そう言われて思い出すのはかつて見た過去のアルーシアで手に入れた指輪。そしてアルフ達の武器。あれは何処かで分岐し、私を生かすために死を選んだ私だったのではないかと。
「オリジナルとやらはどうしてるの?」
「……さあ?そればかりは私にも分からないわ。きっと私よりも化け物だもの。けどわざわざ分岐点を作って私を、貴女を生かすのだもの。きっと最初か、或いは最後に死を選ぶことになるのだと思うわよ。実際はどうかは分からないけれどね」
「どうして……」
「そんなの決まってるじゃない。私達の原点を思い出して」
「……お父さんとお母さん?」
「ええ、そして今の貴女とオリジナルとの決定的な相違点。父と母を見なさい。貴女が作ってしまったこの分岐点の世界で一体何が起きていたのか。そして全てが分かった時、また戻ってきて。その時に私と貴女が本気で殺し合う時間よ」
パンケーキの最後の欠片を少しお行儀悪く指で掴んで小さな口に入れると鈴は立ち上がる。
「じゃあね、私」
少し無理がある過去移動だったのか薄れるように消えていく鈴を見て私もまた口を開く。
「じゃあね、鈴。次はちゃんと殺す」
「ええ、待ってるわ」
ふっとまるで元々居なかったかのように消えた鈴を見てから立ち上がる。テーブルに適当にお金を置いてからさっさと出る。過去とはいえお金も払わないのは良くない。レジに並ぼうとまでは思わないけれど。

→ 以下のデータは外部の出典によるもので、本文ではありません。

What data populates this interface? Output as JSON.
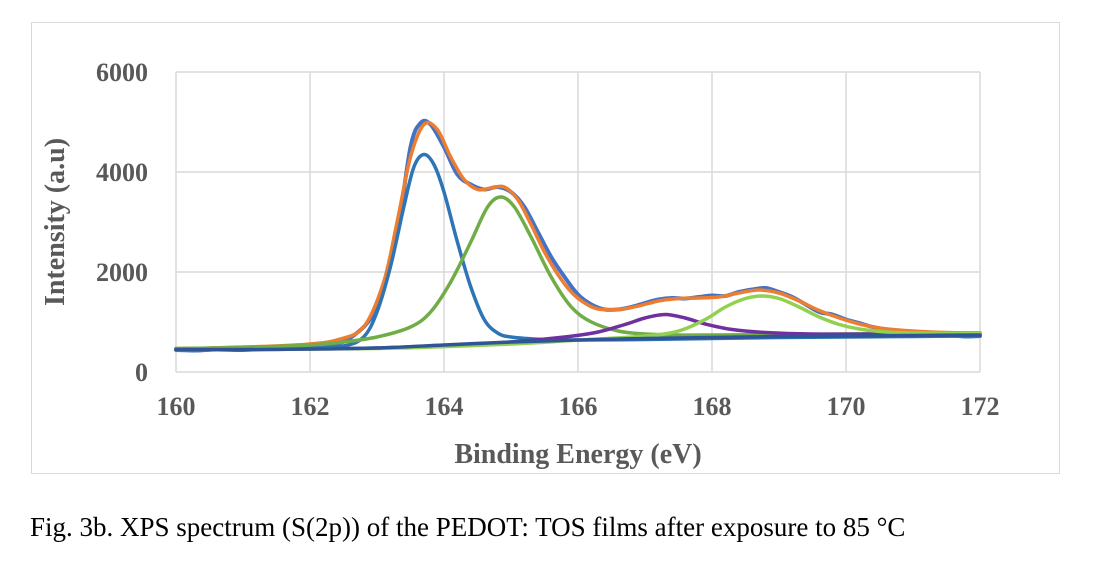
{
  "caption": "Fig. 3b. XPS spectrum (S(2p)) of the PEDOT: TOS films after exposure to 85 °C",
  "chart_data": {
    "type": "line",
    "xlabel": "Binding Energy (eV)",
    "ylabel": "Intensity (a.u)",
    "xlim": [
      160,
      172
    ],
    "ylim": [
      0,
      6000
    ],
    "x_ticks": [
      160,
      162,
      164,
      166,
      168,
      170,
      172
    ],
    "y_ticks": [
      0,
      2000,
      4000,
      6000
    ],
    "grid": true,
    "legend": "none",
    "series": [
      {
        "color": "#4472c4",
        "style": "raw",
        "points": [
          [
            160,
            440
          ],
          [
            160.3,
            430
          ],
          [
            160.6,
            450
          ],
          [
            161,
            440
          ],
          [
            161.4,
            470
          ],
          [
            161.8,
            490
          ],
          [
            162.2,
            520
          ],
          [
            162.6,
            680
          ],
          [
            163,
            1300
          ],
          [
            163.3,
            2800
          ],
          [
            163.5,
            4500
          ],
          [
            163.65,
            4980
          ],
          [
            163.8,
            4950
          ],
          [
            164,
            4500
          ],
          [
            164.2,
            3950
          ],
          [
            164.4,
            3750
          ],
          [
            164.6,
            3650
          ],
          [
            164.8,
            3700
          ],
          [
            165,
            3600
          ],
          [
            165.2,
            3300
          ],
          [
            165.4,
            2800
          ],
          [
            165.6,
            2300
          ],
          [
            165.8,
            1900
          ],
          [
            166,
            1550
          ],
          [
            166.2,
            1350
          ],
          [
            166.4,
            1250
          ],
          [
            166.6,
            1250
          ],
          [
            166.8,
            1300
          ],
          [
            167,
            1380
          ],
          [
            167.2,
            1450
          ],
          [
            167.4,
            1480
          ],
          [
            167.6,
            1470
          ],
          [
            167.8,
            1500
          ],
          [
            168,
            1530
          ],
          [
            168.2,
            1520
          ],
          [
            168.4,
            1600
          ],
          [
            168.6,
            1650
          ],
          [
            168.8,
            1680
          ],
          [
            169,
            1600
          ],
          [
            169.2,
            1500
          ],
          [
            169.4,
            1350
          ],
          [
            169.6,
            1200
          ],
          [
            169.8,
            1150
          ],
          [
            170,
            1050
          ],
          [
            170.2,
            980
          ],
          [
            170.4,
            900
          ],
          [
            170.7,
            830
          ],
          [
            171,
            790
          ],
          [
            171.3,
            760
          ],
          [
            171.6,
            730
          ],
          [
            171.8,
            710
          ],
          [
            172,
            720
          ]
        ]
      },
      {
        "color": "#ed7d31",
        "style": "fit",
        "points": [
          [
            160,
            470
          ],
          [
            160.5,
            480
          ],
          [
            161,
            500
          ],
          [
            161.5,
            520
          ],
          [
            162,
            560
          ],
          [
            162.4,
            640
          ],
          [
            162.8,
            900
          ],
          [
            163.1,
            1800
          ],
          [
            163.3,
            3000
          ],
          [
            163.5,
            4300
          ],
          [
            163.7,
            4950
          ],
          [
            163.9,
            4850
          ],
          [
            164.1,
            4300
          ],
          [
            164.3,
            3850
          ],
          [
            164.5,
            3650
          ],
          [
            164.7,
            3680
          ],
          [
            164.9,
            3700
          ],
          [
            165.1,
            3450
          ],
          [
            165.3,
            2950
          ],
          [
            165.5,
            2400
          ],
          [
            165.7,
            1950
          ],
          [
            165.9,
            1600
          ],
          [
            166.1,
            1380
          ],
          [
            166.3,
            1260
          ],
          [
            166.6,
            1250
          ],
          [
            166.9,
            1320
          ],
          [
            167.2,
            1420
          ],
          [
            167.5,
            1470
          ],
          [
            167.8,
            1480
          ],
          [
            168.1,
            1500
          ],
          [
            168.4,
            1580
          ],
          [
            168.7,
            1640
          ],
          [
            169,
            1580
          ],
          [
            169.3,
            1420
          ],
          [
            169.6,
            1230
          ],
          [
            169.9,
            1080
          ],
          [
            170.2,
            960
          ],
          [
            170.5,
            880
          ],
          [
            171,
            820
          ],
          [
            171.5,
            790
          ],
          [
            172,
            780
          ]
        ]
      },
      {
        "color": "#2e75b6",
        "style": "peak",
        "points": [
          [
            160,
            450
          ],
          [
            161,
            460
          ],
          [
            162,
            480
          ],
          [
            162.5,
            520
          ],
          [
            162.8,
            700
          ],
          [
            163,
            1200
          ],
          [
            163.2,
            2100
          ],
          [
            163.4,
            3300
          ],
          [
            163.55,
            4100
          ],
          [
            163.7,
            4350
          ],
          [
            163.85,
            4150
          ],
          [
            164,
            3600
          ],
          [
            164.2,
            2600
          ],
          [
            164.4,
            1700
          ],
          [
            164.6,
            1050
          ],
          [
            164.8,
            780
          ],
          [
            165,
            700
          ],
          [
            165.5,
            650
          ],
          [
            166,
            640
          ],
          [
            167,
            650
          ],
          [
            168,
            670
          ],
          [
            169,
            690
          ],
          [
            170,
            700
          ],
          [
            171,
            710
          ],
          [
            172,
            720
          ]
        ]
      },
      {
        "color": "#70ad47",
        "style": "peak",
        "points": [
          [
            160,
            470
          ],
          [
            161,
            490
          ],
          [
            162,
            540
          ],
          [
            162.5,
            600
          ],
          [
            163,
            700
          ],
          [
            163.5,
            900
          ],
          [
            163.8,
            1200
          ],
          [
            164.1,
            1800
          ],
          [
            164.4,
            2600
          ],
          [
            164.65,
            3300
          ],
          [
            164.85,
            3500
          ],
          [
            165.05,
            3300
          ],
          [
            165.3,
            2700
          ],
          [
            165.6,
            1900
          ],
          [
            165.9,
            1300
          ],
          [
            166.2,
            1000
          ],
          [
            166.6,
            820
          ],
          [
            167,
            760
          ],
          [
            167.5,
            740
          ],
          [
            168,
            740
          ],
          [
            169,
            750
          ],
          [
            170,
            760
          ],
          [
            171,
            770
          ],
          [
            172,
            780
          ]
        ]
      },
      {
        "color": "#7030a0",
        "style": "peak",
        "points": [
          [
            160,
            450
          ],
          [
            161,
            450
          ],
          [
            162,
            460
          ],
          [
            163,
            480
          ],
          [
            164,
            530
          ],
          [
            165,
            600
          ],
          [
            165.8,
            700
          ],
          [
            166.3,
            800
          ],
          [
            166.7,
            950
          ],
          [
            167,
            1080
          ],
          [
            167.3,
            1150
          ],
          [
            167.6,
            1080
          ],
          [
            167.9,
            960
          ],
          [
            168.3,
            850
          ],
          [
            168.8,
            790
          ],
          [
            169.5,
            760
          ],
          [
            170.5,
            760
          ],
          [
            172,
            760
          ]
        ]
      },
      {
        "color": "#92d050",
        "style": "peak",
        "points": [
          [
            160,
            450
          ],
          [
            163,
            470
          ],
          [
            165,
            560
          ],
          [
            166,
            640
          ],
          [
            167,
            720
          ],
          [
            167.5,
            820
          ],
          [
            167.9,
            1050
          ],
          [
            168.2,
            1300
          ],
          [
            168.5,
            1470
          ],
          [
            168.75,
            1520
          ],
          [
            169,
            1470
          ],
          [
            169.3,
            1300
          ],
          [
            169.6,
            1100
          ],
          [
            169.9,
            950
          ],
          [
            170.2,
            860
          ],
          [
            170.6,
            800
          ],
          [
            171,
            780
          ],
          [
            172,
            770
          ]
        ]
      },
      {
        "color": "#2f5597",
        "style": "baseline",
        "points": [
          [
            160,
            450
          ],
          [
            161,
            450
          ],
          [
            162,
            460
          ],
          [
            163,
            480
          ],
          [
            164,
            540
          ],
          [
            165,
            600
          ],
          [
            166,
            640
          ],
          [
            167,
            670
          ],
          [
            168,
            690
          ],
          [
            169,
            710
          ],
          [
            170,
            720
          ],
          [
            171,
            730
          ],
          [
            172,
            740
          ]
        ]
      }
    ]
  }
}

そのまま店を出た私はさっと飛び上がる。向かったのは私の家、じゃなくて私の両親が働いていた筈の職場。今の時間帯はここに居ると思う。
工場勤務だったと聞いている。何を作っている工場なのかは聞いていなかったが遠くから見る限り食品関係だと思う。
魔法で透明になって入っても良いのだが工場自体がかなり大きい。この建物の中でお父さんとお母さんを探すのはかなり手間だ。どの部署なのかは流石に分からないし魔法で探知しようにも気配が分からない。パパや花奈のようにスイとして転生してから会った人なら時間は掛かるが出来なくもない。けど流石に前世の私は気配で人を区別なんて出来なかったので。
「ん〜、まあ地道に探すしかないかな」
まだ昼になるかならないかの時間だ。ここから仕事が終わる時間まで待つのは流石に無い。鈴も流石に呆れるだろう。ということで少しズルをした。
「……ええと、透視」
建物に入ることなく魔法で直接見る事にした。人が重なっているから見えにくいがそれも飛び上がれば識別出来る程度には分かる。
「見付けた」
見付けて気配も察知したので後は中に忍び込んで直接見る事にしよう。ううん、潜入ミッション感が凄い。意外と私はそういうのが好きだったみたいだ。